Telegram to Shut Down its TON Test Network Next Month, After Paying $18.5 Million Fine to SEC, and Returning Investors’ Money

Telegram, a major social network with hundreds of millions of users, had attempted to raise funds through a digital asset offering. However, it recently decided to settle an enforcement action initiated by the US Securities and Exchange Commission (SEC). As part of the settlement, Telegram had to pay an $18.5 million civil penalty while returning over $1.2 billion to investors.

While Telegram claims it terminated its blockchain or distributed ledger tech (DLT) project (Telegram Open Network or TON) in May of this year, the TON test network (testnet) has still been running for nearly a year now.

On July 6, 2020, the TON development group confirmed that they would be discontinuing their support of the TON testnet. The TON validators that still might be running will all be turned off and brought offline by August 1, 2020.

The official TON-recommended network participants will be saving all their data and will also be suspending their testing processes by next month.

Although the testnet will be shut down soon, its network participants will have the option to continue experimenting with the software. Users who are interested in working with the software may install their own validators. There are three different documents that provide detailed instructions on how to work with TON Network Full Nodes, the Validator, and Test Grams.

In September 2019, Telegram had launched the TON testnet which included an explorer to view transactions and node software. The TON developers had also introduced an alpha version of an iOS wallet that would work with the platform’s native token. The TON team had been planning to launch their DLT network in October 2020.

However, these plans have now been changed, as the US SEC has ruled that Telegram’s $1.7 billion ICO was carried out in an illegal manner, mainly because it violated established US securities laws.

Telegram’s founders had been involved in a lengthy court battle with American regulators. But the company finally decided to give up and abandoned the TON project. It has also agreed to give back $1.2 billion to the project’s investors, which was part of a court-approved final settlement.

Pavel Durov, the CEO at Telegram, confirmed recently that the company has reimbursed over $1.2 billion to investors, as of June 25, 2020.

The SEC’s action against Telegram stands in stark contrast to the enforcement approach taken against Block.one (EOS). In September 2019, Block.one settled an enforcement action with the SEC paying a $24 million civil penalty for allegedly conducting an unlicensed ICO (initial coin offering) crowdsale. Block.one raised about $4 billion in an offering. Thus, $24 million was peanuts. Some followers posited that perhaps the crypto was deemed sufficiently decentralized by the SEC.

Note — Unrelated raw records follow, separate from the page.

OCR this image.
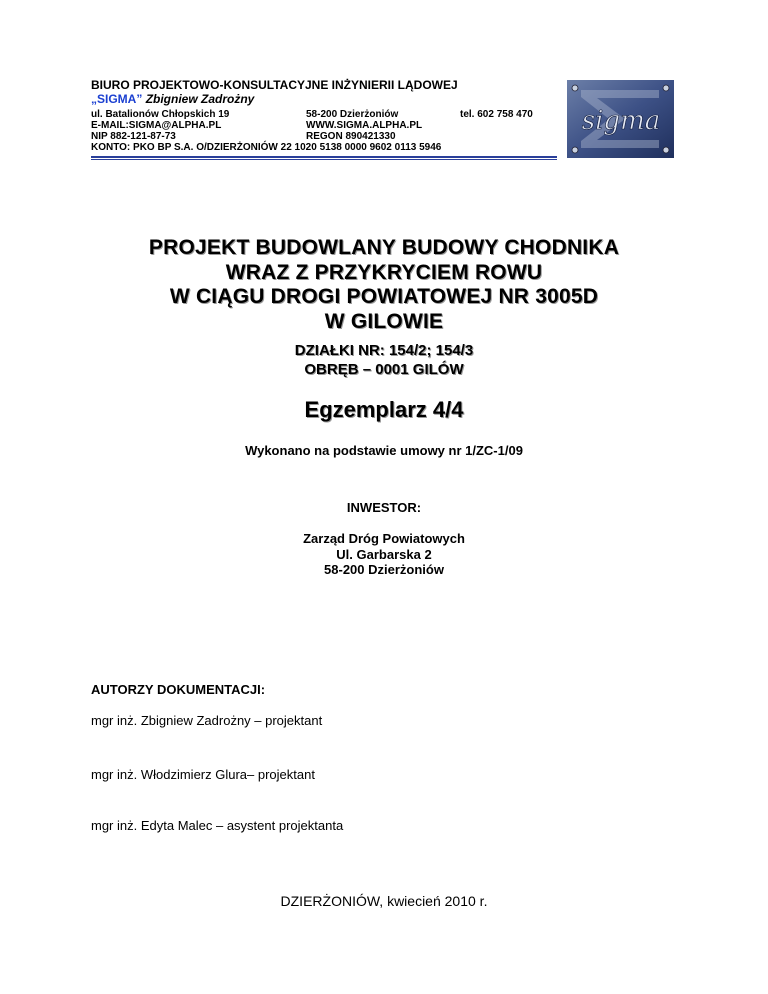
BIURO PROJEKTOWO-KONSULTACYJNE INŻYNIERII LĄDOWEJ
„SIGMA” Zbigniew Zadrożny
ul. Batalionów Chłopskich 19	58-200 Dzierżoniów	tel. 602 758 470
E-MAIL:SIGMA@ALPHA.PL	WWW.SIGMA.ALPHA.PL
NIP 882-121-87-73	REGON 890421330
KONTO: PKO BP S.A. O/DZIERŻONIÓW 22 1020 5138 0000 9602 0113 5946
sigma
PROJEKT BUDOWLANY BUDOWY CHODNIKA
WRAZ Z PRZYKRYCIEM ROWU
W CIĄGU DROGI POWIATOWEJ NR 3005D
W GILOWIE
DZIAŁKI NR: 154/2; 154/3
OBRĘB – 0001 GILÓW
Egzemplarz 4/4
Wykonano na podstawie umowy nr 1/ZC-1/09
INWESTOR:
Zarząd Dróg Powiatowych
Ul. Garbarska 2
58-200 Dzierżoniów
AUTORZY DOKUMENTACJI:
mgr inż. Zbigniew Zadrożny – projektant
mgr inż. Włodzimierz Glura– projektant
mgr inż. Edyta Malec – asystent projektanta
DZIERŻONIÓW, kwiecień 2010 r.
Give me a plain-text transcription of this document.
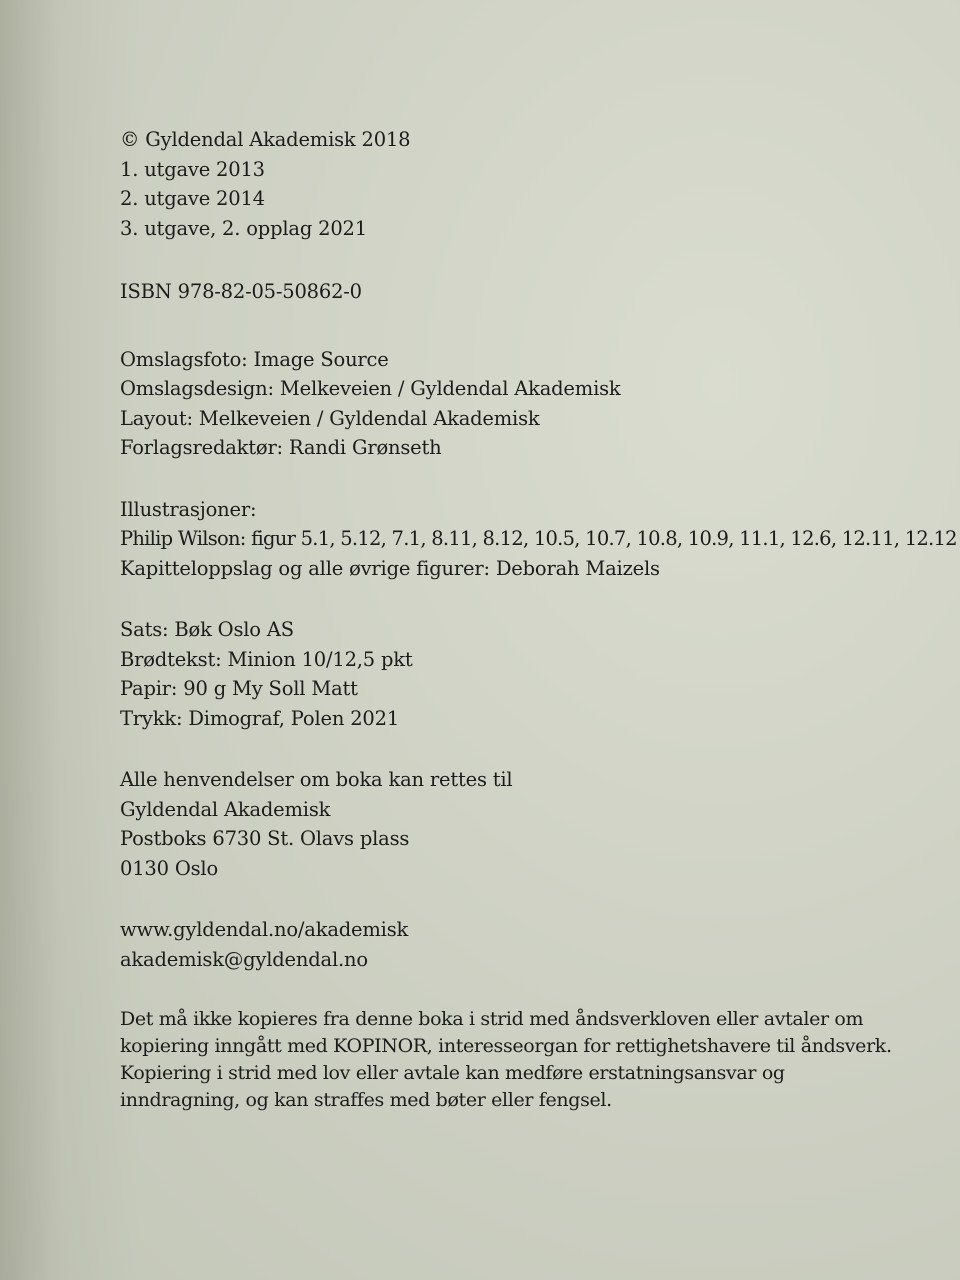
© Gyldendal Akademisk 2018
1. utgave 2013
2. utgave 2014
3. utgave, 2. opplag 2021
ISBN 978-82-05-50862-0
Omslagsfoto: Image Source
Omslagsdesign: Melkeveien / Gyldendal Akademisk
Layout: Melkeveien / Gyldendal Akademisk
Forlagsredaktør: Randi Grønseth
Illustrasjoner:
Philip Wilson: figur 5.1, 5.12, 7.1, 8.11, 8.12, 10.5, 10.7, 10.8, 10.9, 11.1, 12.6, 12.11, 12.12
Kapitteloppslag og alle øvrige figurer: Deborah Maizels
Sats: Bøk Oslo AS
Brødtekst: Minion 10/12,5 pkt
Papir: 90 g My Soll Matt
Trykk: Dimograf, Polen 2021
Alle henvendelser om boka kan rettes til
Gyldendal Akademisk
Postboks 6730 St. Olavs plass
0130 Oslo
www.gyldendal.no/akademisk
akademisk@gyldendal.no
Det må ikke kopieres fra denne boka i strid med åndsverkloven eller avtaler om
kopiering inngått med KOPINOR, interesseorgan for rettighetshavere til åndsverk.
Kopiering i strid med lov eller avtale kan medføre erstatningsansvar og
inndragning, og kan straffes med bøter eller fengsel.
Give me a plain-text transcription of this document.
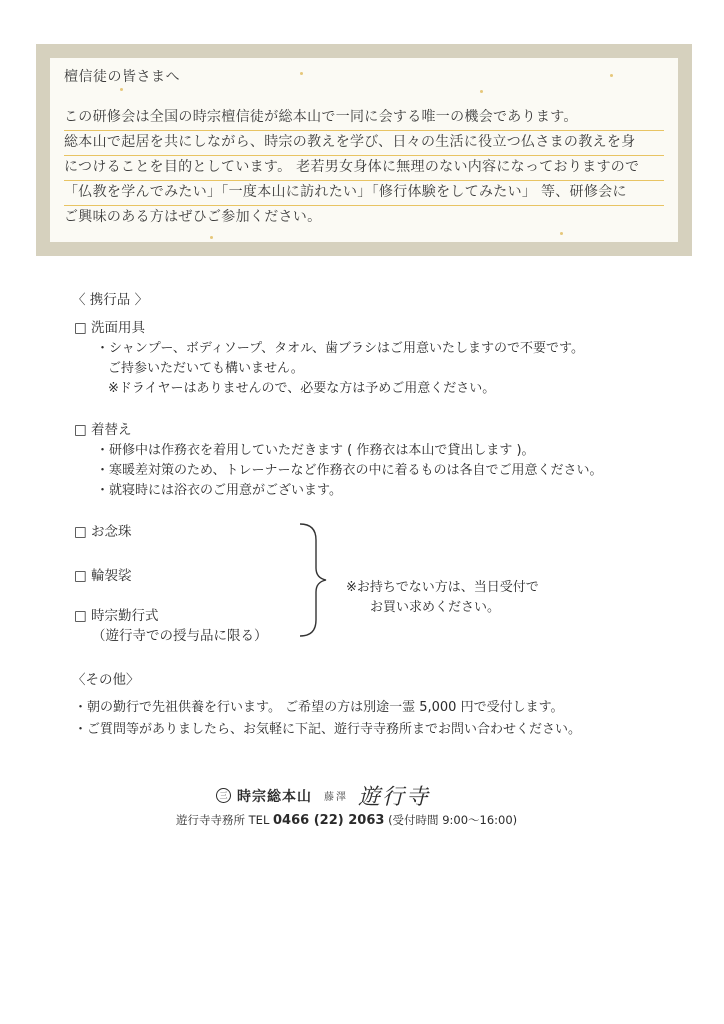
檀信徒の皆さまへ
この研修会は全国の時宗檀信徒が総本山で一同に会する唯一の機会であります。
総本山で起居を共にしながら、時宗の教えを学び、日々の生活に役立つ仏さまの教えを身
につけることを目的としています。 老若男女身体に無理のない内容になっておりますので
「仏教を学んでみたい」「一度本山に訪れたい」「修行体験をしてみたい」 等、研修会に
ご興味のある方はぜひご参加ください。
〈 携行品 〉
□ 洗面用具
・シャンプー、ボディソープ、タオル、歯ブラシはご用意いたしますので不要です。
ご持参いただいても構いません。
※ドライヤーはありませんので、必要な方は予めご用意ください。
□ 着替え
・研修中は作務衣を着用していただきます ( 作務衣は本山で貸出します )。
・寒暖差対策のため、トレーナーなど作務衣の中に着るものは各自でご用意ください。
・就寝時には浴衣のご用意がございます。
□ お念珠
□ 輪袈裟
□ 時宗勤行式
（遊行寺での授与品に限る）
※お持ちでない方は、当日受付で
お買い求めください。
〈その他〉
・朝の勤行で先祖供養を行います。 ご希望の方は別途一霊 5,000 円で受付します。
・ご質問等がありましたら、お気軽に下記、遊行寺寺務所までお問い合わせください。
三 時宗総本山 藤澤 遊行寺
遊行寺寺務所 TEL 0466 (22) 2063 (受付時間 9:00～16:00)
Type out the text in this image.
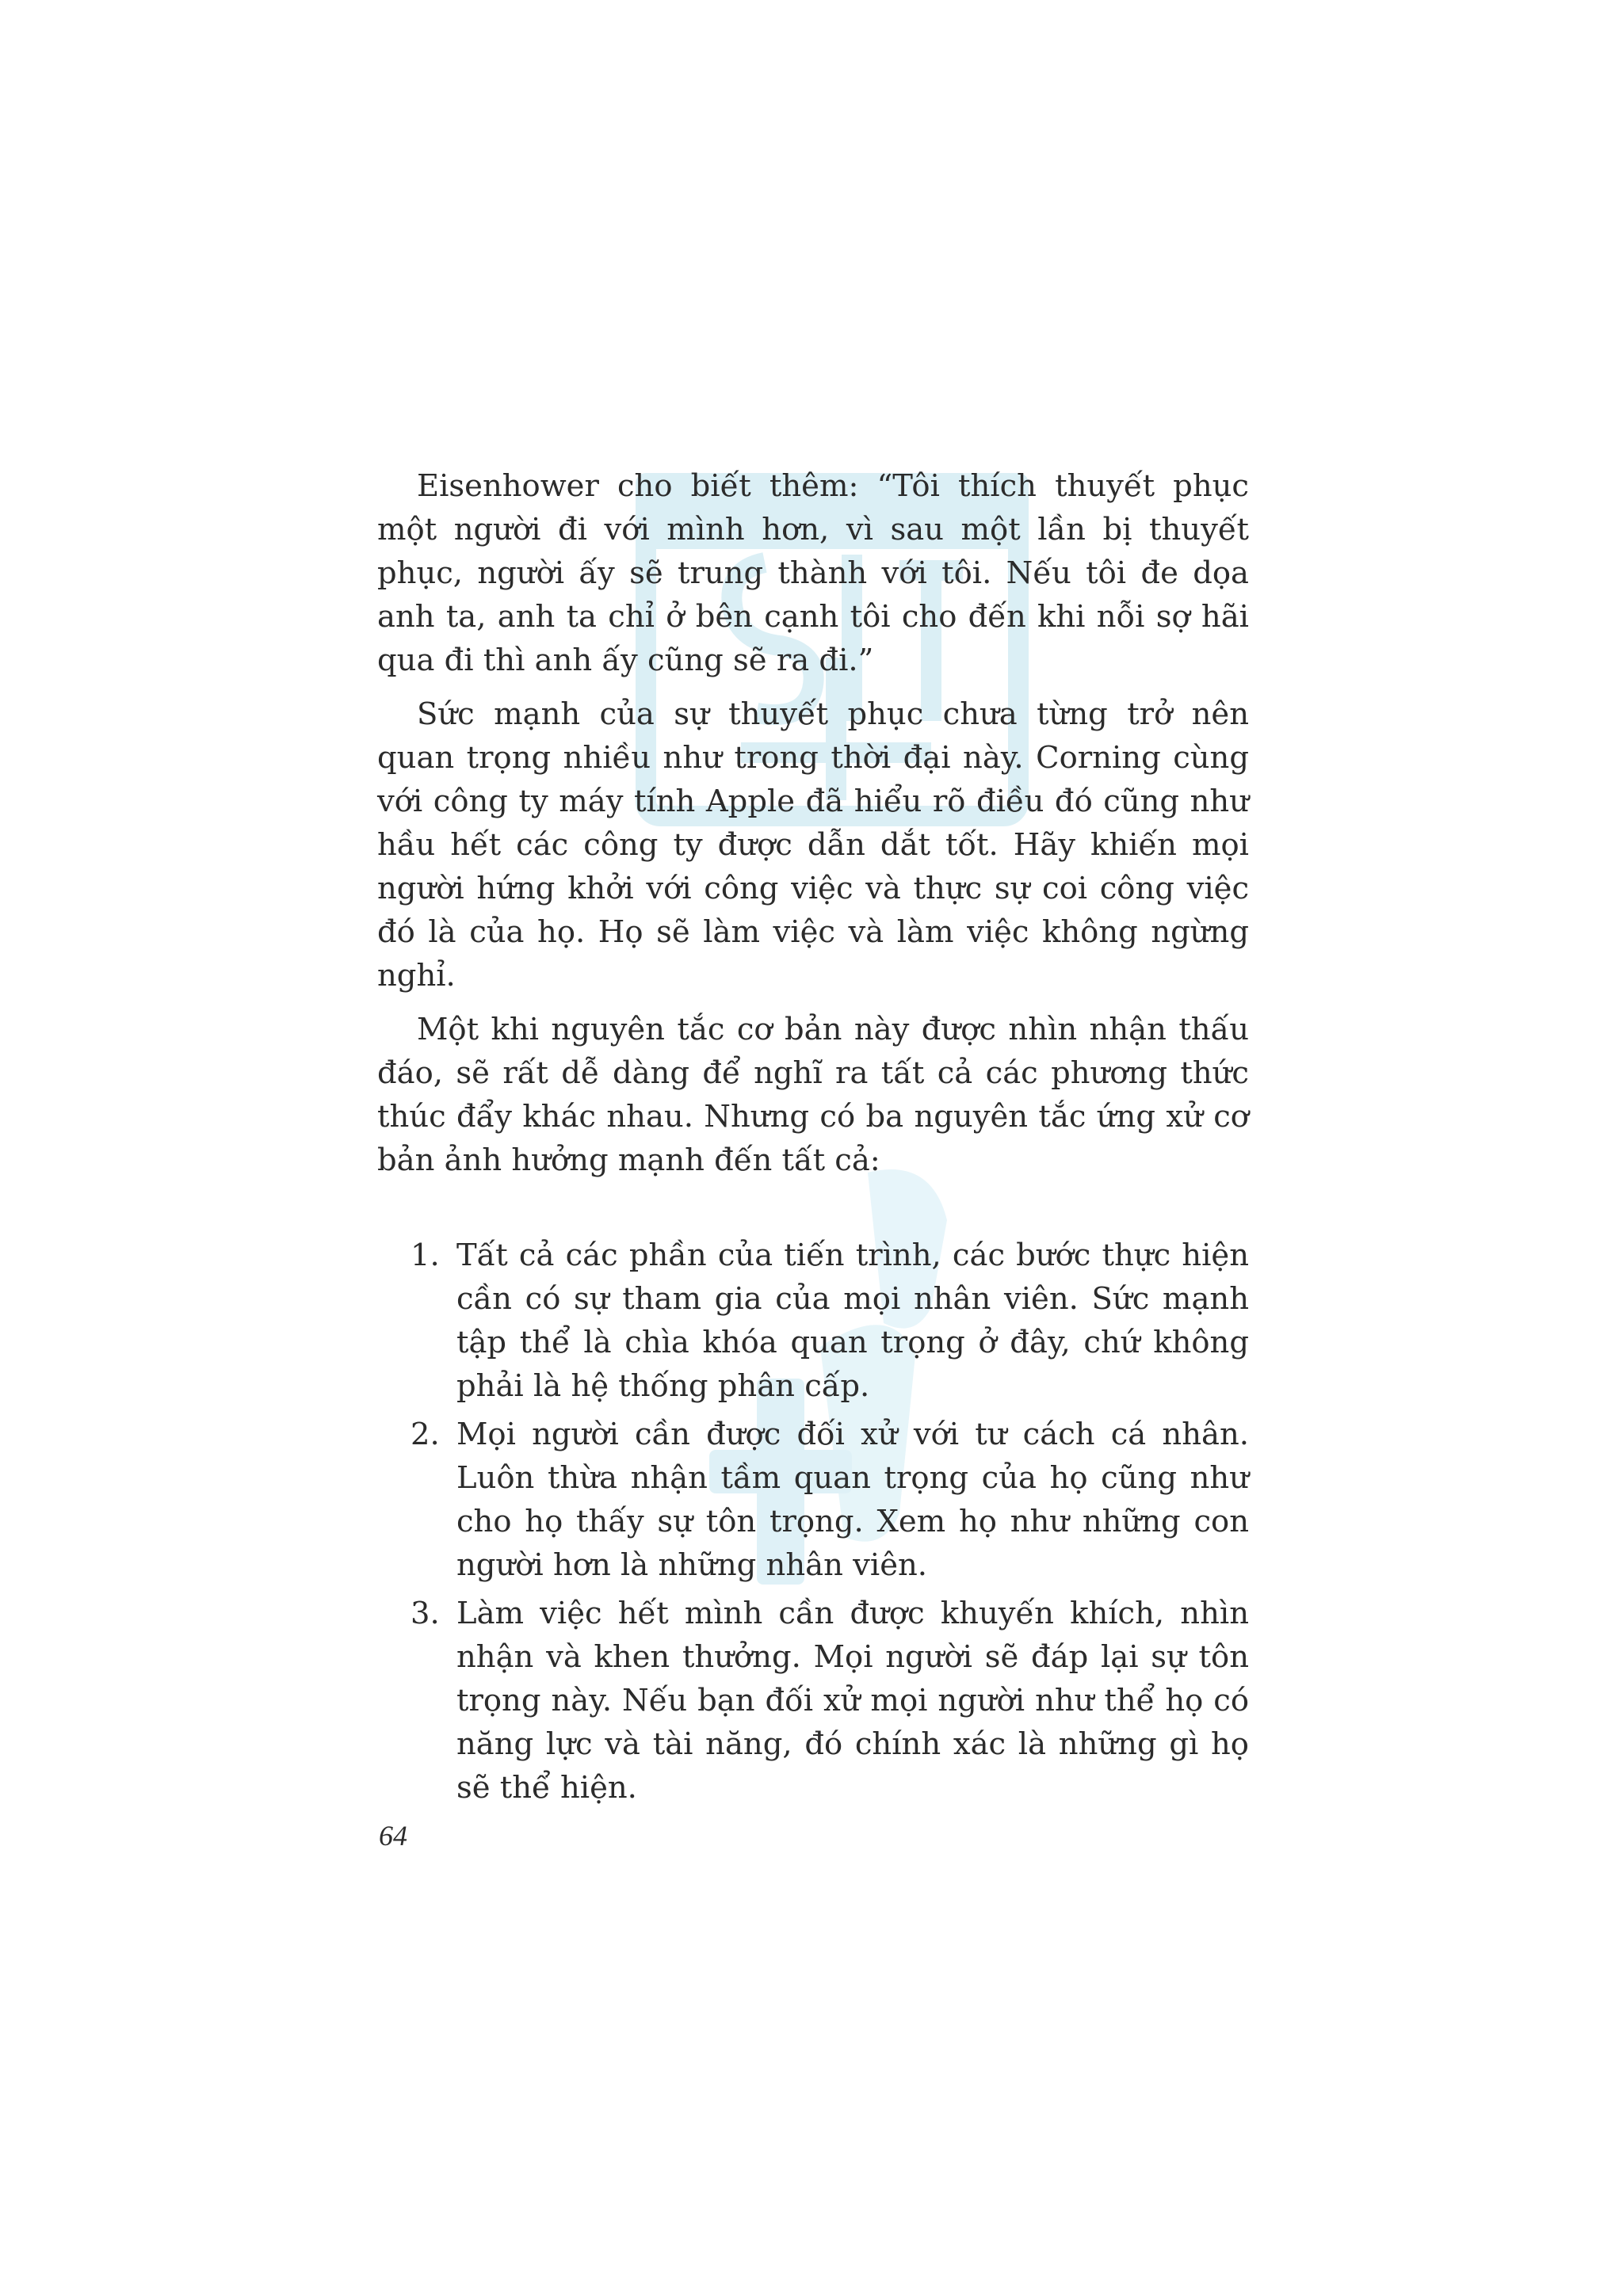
Eisenhower cho biết thêm: “Tôi thích thuyết phục một người đi với mình hơn, vì sau một lần bị thuyết phục, người ấy sẽ trung thành với tôi. Nếu tôi đe dọa anh ta, anh ta chỉ ở bên cạnh tôi cho đến khi nỗi sợ hãi qua đi thì anh ấy cũng sẽ ra đi.”

Sức mạnh của sự thuyết phục chưa từng trở nên quan trọng nhiều như trong thời đại này. Corning cùng với công ty máy tính Apple đã hiểu rõ điều đó cũng như hầu hết các công ty được dẫn dắt tốt. Hãy khiến mọi người hứng khởi với công việc và thực sự coi công việc đó là của họ. Họ sẽ làm việc và làm việc không ngừng nghỉ.

Một khi nguyên tắc cơ bản này được nhìn nhận thấu đáo, sẽ rất dễ dàng để nghĩ ra tất cả các phương thức thúc đẩy khác nhau. Nhưng có ba nguyên tắc ứng xử cơ bản ảnh hưởng mạnh đến tất cả:

1. Tất cả các phần của tiến trình, các bước thực hiện cần có sự tham gia của mọi nhân viên. Sức mạnh tập thể là chìa khóa quan trọng ở đây, chứ không phải là hệ thống phân cấp.
2. Mọi người cần được đối xử với tư cách cá nhân. Luôn thừa nhận tầm quan trọng của họ cũng như cho họ thấy sự tôn trọng. Xem họ như những con người hơn là những nhân viên.
3. Làm việc hết mình cần được khuyến khích, nhìn nhận và khen thưởng. Mọi người sẽ đáp lại sự tôn trọng này. Nếu bạn đối xử mọi người như thể họ có năng lực và tài năng, đó chính xác là những gì họ sẽ thể hiện.
64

Philip Moustakis, counsel at the law firm of Seward & Kissel, who has been following the Telegram case closely, told Crowdfund Insider in May 2020:

“Each SEC settlement will reflect the underlying facts and circumstances​, as well as any litigation risk for the SEC, should the agency not settle and instead press its case in an administrative proceeding or a district court action. From the outside, we cannot know the pressure points in such settlement negotiations.”

He added:

“However, reading tea leaves, in the case of Block.one, there is the uncommon fact that the tokens offered and sold in the ICO [initial coin offering] became fixed and non-transferrable once the ICO closed. The SEC may have felt that fact alone posed a significant litigation risk in terms of the securities law analysis. Block.one also took certain steps to block U.S. persons from participating in the ICO. And, there was also the question of what assets the SEC could reach; Block.one was a Cayman Islands registered company with offices in Hong Kong.”